Ali Mohammad Maher resigned as chief minister on Monday evening following the "Bloody May" in Karachi, the provincial capital of 14 million people and Pakistan's largest city. "The provincial cabinet has been dissolved," deputy speaker Rahila Tiwana told AFP.

Governor Ishratul Ibad has also summoned the Sindh assembly to meet Wednesday elect a new house leader, Tiwana added. Two suicide bombings of minority Shiite mosques, the assassination of a senior Sunni Muslim cleric, a deadly parcel bomb and the double car bomb attack near the US consul general's residence plus three days of riots killed a total of 51 people.

Karachi's police chief was sacked last week over his failure to stem the violence and subsequent riots. President Pervez Musharraf had pledged "significant steps" to curb further violence, and was reported by an aide to want "heads to roll" in the Sindh administration.

Three candidates are under consideration to replace Maher, all from same ruling coalition of secular parties supporting Musharraf at the federal level. "Karachi is burning and politicians are lobbying for the top slot," said political analyst Tauseef Ahmed, a professor at Karachi's Federal Urdu University.

"It is a crisis situation and the volatile Karachi situation is unlikely to improve with the change." Jamil Yusuf, former head of the Citizen-Police Liaison Committee, said the commercial capital was "sitting on a volcano."
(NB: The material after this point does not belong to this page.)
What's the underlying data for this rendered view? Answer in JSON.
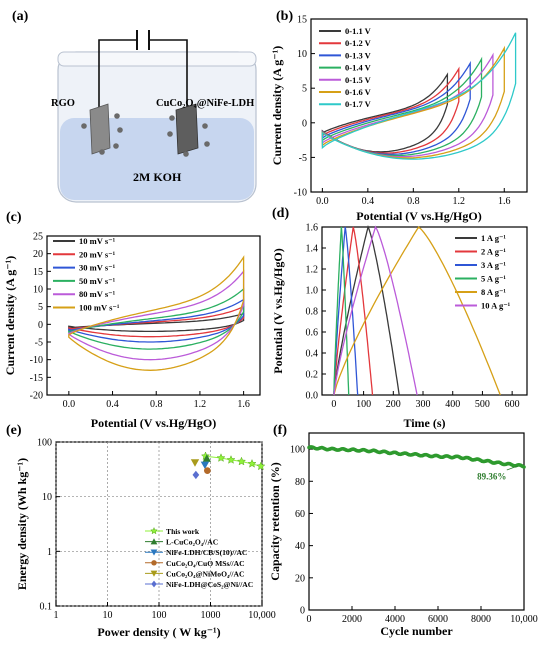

"It's a city where Al-Qaeda is active, directly or indirectly. It's a city where thousands of people have been killed in the name of sect or ethnicity," Yusuf told AFP. "A change in chief minister will not bring qualitative change. President Musharraf must take Karachi seriously."

Karachi has for decades been blighted by bloodletting between rival Islamic sects, ethnic groups and political organisations. In 2002 it bore the brunt of Islamic militant revenge attacks on Western and Christian targets for the United States-led ouster of Afghanistan's Taliban rulers and Pakistan's support of the campaign.

US reporter Daniel Pearl was kidnapped murdered here, two suicide bombers killed 26 people including 11 French technicians outside the Sheraton Hotel and US consulate, Macedonia's honorary consulate was torched and seven Christian charity workers were slaughtered as they worked in their city office.

Pakistani militants linked to Al-Qaeda have been convicted over several of the 2002 attacks.